E esse grande amor, esse grande coração, centro e força da Roma nova, é o Papa, o Vigário de Cristo. Pedro, primeiro Pontífice, ao receber do Mestre as chaves do reino do céu, recebia antes seu coração divino. Possuindo o coração de Cristo, capaz de amar a humanidade inteira, Pedro pode ser Cristo na terra. Clemente XIII, na constituição “Inexhaustum”, tem essa expressão singular: — Pedro é o sucessor de Cristo. Mas Pedro não poderia ser o sucessor de Cristo se não possuísse o coração de Cristo. Eis o mistério augusto que faz do Pontífice Romano o Pai universal dos povos, o próvido distribuidor do pão da verdade, o guia seguro nos caminhos tortuosos da paz e da justiça. Há vinte séculos a humanidade o reconhece como tal. Malgrado as lutas, as perseguições, as aberrações de todos os tempos, indivíduos e povos, grandes e pequenos, nos momentos de dor e infortúnio, voltam-se para Roma, apelando para Aquele, que sem distinção de casta ou de raça, a todos ouve, a todos acolhe, a todos consola e abençoa. A força moral do Pontífice é a mesma de sempre, de hoje, de ontem, de todos os períodos da sua história. Ele é o ponto de atração de todas as inteligências e de todos os corações. Sua majestade, sublime e excelsa entre todas, supera o humano, atinge o divino. Rei de um pequenino Estado, assenta-se sobre um trono que é a garantia de todos os tronos, porque é o grande infalível da moral que defende a ordem mais que os aparatos da força e a bravura dos exércitos.

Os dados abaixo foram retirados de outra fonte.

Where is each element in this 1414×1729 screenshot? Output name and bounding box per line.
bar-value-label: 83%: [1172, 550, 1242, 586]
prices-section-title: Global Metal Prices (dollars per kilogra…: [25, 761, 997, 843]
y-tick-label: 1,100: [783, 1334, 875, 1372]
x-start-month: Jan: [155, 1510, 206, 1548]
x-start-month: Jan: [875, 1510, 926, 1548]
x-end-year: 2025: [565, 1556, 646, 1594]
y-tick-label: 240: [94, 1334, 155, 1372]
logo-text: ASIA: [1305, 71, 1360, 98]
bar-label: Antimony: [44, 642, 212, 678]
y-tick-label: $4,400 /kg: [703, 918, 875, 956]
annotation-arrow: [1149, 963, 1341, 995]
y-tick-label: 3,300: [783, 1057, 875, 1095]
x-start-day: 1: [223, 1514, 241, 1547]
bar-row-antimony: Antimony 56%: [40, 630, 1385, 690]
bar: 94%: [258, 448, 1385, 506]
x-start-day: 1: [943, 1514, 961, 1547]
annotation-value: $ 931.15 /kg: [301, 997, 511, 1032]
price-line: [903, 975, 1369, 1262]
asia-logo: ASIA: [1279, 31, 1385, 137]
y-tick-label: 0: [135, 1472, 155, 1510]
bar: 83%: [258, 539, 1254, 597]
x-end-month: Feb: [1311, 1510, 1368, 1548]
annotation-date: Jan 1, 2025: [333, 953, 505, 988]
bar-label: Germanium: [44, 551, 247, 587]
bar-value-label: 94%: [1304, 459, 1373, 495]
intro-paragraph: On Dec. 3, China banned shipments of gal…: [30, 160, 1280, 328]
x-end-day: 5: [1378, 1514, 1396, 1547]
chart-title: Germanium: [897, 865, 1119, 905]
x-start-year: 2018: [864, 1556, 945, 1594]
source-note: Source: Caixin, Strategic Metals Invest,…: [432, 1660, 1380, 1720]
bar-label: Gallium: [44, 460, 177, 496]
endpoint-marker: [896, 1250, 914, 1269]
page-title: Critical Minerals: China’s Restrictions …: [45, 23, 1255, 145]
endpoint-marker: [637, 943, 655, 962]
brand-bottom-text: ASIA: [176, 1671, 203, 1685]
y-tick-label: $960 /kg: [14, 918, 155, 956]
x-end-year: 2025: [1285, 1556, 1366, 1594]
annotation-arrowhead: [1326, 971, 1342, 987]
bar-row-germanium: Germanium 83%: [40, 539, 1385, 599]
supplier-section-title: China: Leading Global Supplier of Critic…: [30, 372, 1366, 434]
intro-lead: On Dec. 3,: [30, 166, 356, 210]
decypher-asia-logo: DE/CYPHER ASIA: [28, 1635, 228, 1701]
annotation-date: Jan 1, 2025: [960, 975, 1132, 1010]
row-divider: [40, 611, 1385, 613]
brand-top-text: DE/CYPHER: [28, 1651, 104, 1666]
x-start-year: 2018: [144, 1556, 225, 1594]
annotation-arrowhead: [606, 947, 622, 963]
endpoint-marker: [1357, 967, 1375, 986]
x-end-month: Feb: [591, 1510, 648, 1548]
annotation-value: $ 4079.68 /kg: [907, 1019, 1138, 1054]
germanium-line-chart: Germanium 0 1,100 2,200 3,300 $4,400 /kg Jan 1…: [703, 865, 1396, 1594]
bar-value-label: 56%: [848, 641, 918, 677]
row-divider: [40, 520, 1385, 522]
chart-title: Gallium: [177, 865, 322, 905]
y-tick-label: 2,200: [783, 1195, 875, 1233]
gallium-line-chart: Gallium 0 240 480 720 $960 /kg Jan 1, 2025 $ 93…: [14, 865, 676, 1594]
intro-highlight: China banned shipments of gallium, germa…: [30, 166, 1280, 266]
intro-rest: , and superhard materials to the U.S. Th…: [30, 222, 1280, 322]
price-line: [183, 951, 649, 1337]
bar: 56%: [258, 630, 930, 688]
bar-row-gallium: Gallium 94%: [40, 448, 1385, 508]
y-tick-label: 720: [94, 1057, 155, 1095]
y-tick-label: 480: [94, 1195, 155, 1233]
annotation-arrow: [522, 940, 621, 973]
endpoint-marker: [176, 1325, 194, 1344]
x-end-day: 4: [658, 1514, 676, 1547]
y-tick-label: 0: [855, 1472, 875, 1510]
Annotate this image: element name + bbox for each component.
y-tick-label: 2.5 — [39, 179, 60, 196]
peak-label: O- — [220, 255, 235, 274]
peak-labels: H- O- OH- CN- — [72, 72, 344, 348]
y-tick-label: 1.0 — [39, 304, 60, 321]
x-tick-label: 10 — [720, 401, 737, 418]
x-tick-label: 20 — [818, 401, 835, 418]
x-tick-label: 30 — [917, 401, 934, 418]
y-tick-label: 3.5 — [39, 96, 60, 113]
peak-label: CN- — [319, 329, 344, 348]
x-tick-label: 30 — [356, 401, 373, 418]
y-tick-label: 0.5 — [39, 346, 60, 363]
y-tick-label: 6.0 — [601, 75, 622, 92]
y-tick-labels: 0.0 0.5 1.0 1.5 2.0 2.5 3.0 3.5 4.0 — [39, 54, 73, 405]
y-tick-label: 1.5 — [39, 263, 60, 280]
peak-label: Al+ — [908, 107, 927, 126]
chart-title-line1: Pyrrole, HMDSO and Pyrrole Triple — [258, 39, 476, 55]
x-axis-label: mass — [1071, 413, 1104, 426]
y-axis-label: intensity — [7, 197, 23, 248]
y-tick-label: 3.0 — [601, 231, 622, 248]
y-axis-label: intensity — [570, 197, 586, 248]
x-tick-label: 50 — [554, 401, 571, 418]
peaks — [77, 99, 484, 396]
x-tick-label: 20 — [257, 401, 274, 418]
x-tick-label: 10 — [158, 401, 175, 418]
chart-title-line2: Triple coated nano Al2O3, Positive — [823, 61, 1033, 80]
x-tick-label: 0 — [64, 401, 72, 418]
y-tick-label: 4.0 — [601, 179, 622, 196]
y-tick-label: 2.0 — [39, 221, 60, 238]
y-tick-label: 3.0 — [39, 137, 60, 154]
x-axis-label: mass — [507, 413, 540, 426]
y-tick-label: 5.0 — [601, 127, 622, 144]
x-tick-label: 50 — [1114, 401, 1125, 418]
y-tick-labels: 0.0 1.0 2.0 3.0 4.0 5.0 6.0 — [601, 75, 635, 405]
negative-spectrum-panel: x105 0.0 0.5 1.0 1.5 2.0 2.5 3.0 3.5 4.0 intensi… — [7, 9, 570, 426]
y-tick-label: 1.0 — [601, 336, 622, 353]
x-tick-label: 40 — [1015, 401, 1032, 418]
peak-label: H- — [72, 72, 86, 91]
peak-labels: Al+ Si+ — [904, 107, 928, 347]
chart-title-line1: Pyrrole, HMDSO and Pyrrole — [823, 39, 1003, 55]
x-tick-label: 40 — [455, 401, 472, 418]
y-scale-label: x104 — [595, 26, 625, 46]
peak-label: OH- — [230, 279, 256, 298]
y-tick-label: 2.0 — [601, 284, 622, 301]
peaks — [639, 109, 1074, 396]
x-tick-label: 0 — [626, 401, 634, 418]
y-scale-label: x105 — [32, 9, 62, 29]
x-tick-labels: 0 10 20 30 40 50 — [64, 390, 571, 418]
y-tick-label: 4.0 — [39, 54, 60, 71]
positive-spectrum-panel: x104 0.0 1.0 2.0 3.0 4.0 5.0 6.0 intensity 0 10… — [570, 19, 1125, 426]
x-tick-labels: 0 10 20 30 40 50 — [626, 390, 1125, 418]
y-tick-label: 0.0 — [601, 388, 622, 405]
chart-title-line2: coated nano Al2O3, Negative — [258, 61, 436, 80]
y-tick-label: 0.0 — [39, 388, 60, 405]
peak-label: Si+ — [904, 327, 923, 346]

Quem quisesse conhecer, em sua realidade, o poder moral do Pontífice, não deveria fazer mais que colocar-se, um dia só, nos primeiros degraus da escadaria que leva ao Vaticano. — Quem passa? Interrogaria, maravilhado, a todo instante. —  É um rico senhor, filho de além-mar. Viajou pelo mundo inteiro; visitou todas as maravilhas da terra. Reservou para o fim a maior de todas: antes de voltar para as ilhas da sua Bretanha ou para as capitais da sua América, quer ver o Papa de Roma. — Quem passa? — É uma irmã de caridade, com seu cândido véu esvoaçando ao vento. Deixou um orfanato, um asilo, uma escola no interior mais deserto da Índia: vem beijar os pés do Santo Padre, para voltar, feliz, entre os seus órfãos e consagrar-lhe a vida inteira. — Quem passa? — É um venerado prelado, de cabelos brancos, cheios de anos, alquebrado de fadigas. Vem do Canadá, das montanhas rochosas ou dos imensos pampas da América meridional. Vem ver o Santo Padre, implorar a sua benção. — Quem passa? — É o embaixador do mais poderoso soberano do mundo. É protestante, mas não se desdoura em homenagear o Septuagenário, que não é rei senão de um minúsculo Estado, mas que é o Pai universal de todos os povos. — Quem passa? — É um missionário do Japão, um religioso da Espanha, um missionário da África. Vêm para referir ao Vigário de Cristo o êxito de seus esforços, o fruto das suas fadigas apostólicas. — Quem passa, com todo esse aparato, com todo esse cortejo? — É um príncipe Cristão, descendente augusto dos antigos guerreiros que rechaçaram os bárbaros, que fizeram as cruzadas. Guardando nas veias o sangue, e no coração os sentimentos dos seus avós, não se peja de vir colocar aos pés do Doce Cristo na terra, o tributo do seu afeto, as homenagens dos seus súditos. — Quem passa? — É um peregrino da Polônia, é um monge da Armênia ou da Síria, é um homem de letras, é uma humilde filha do povo, é um livre pensador, é um capitão de armada. Todos sobem ansiosos aquelas escadas. Percorrem impacientes as salas do Vaticano, para ver o ancião vestido de branco, beijar-lhe as mãos e os pés, ouvir-lhe a voz, receber-lhe a benção. E depois, descem radiantes de alegria, voltam bem- aventurados para as sua terras, para as suas casas, para os seus afazeres, e jamais se esquecerão desse dia tão afortunado.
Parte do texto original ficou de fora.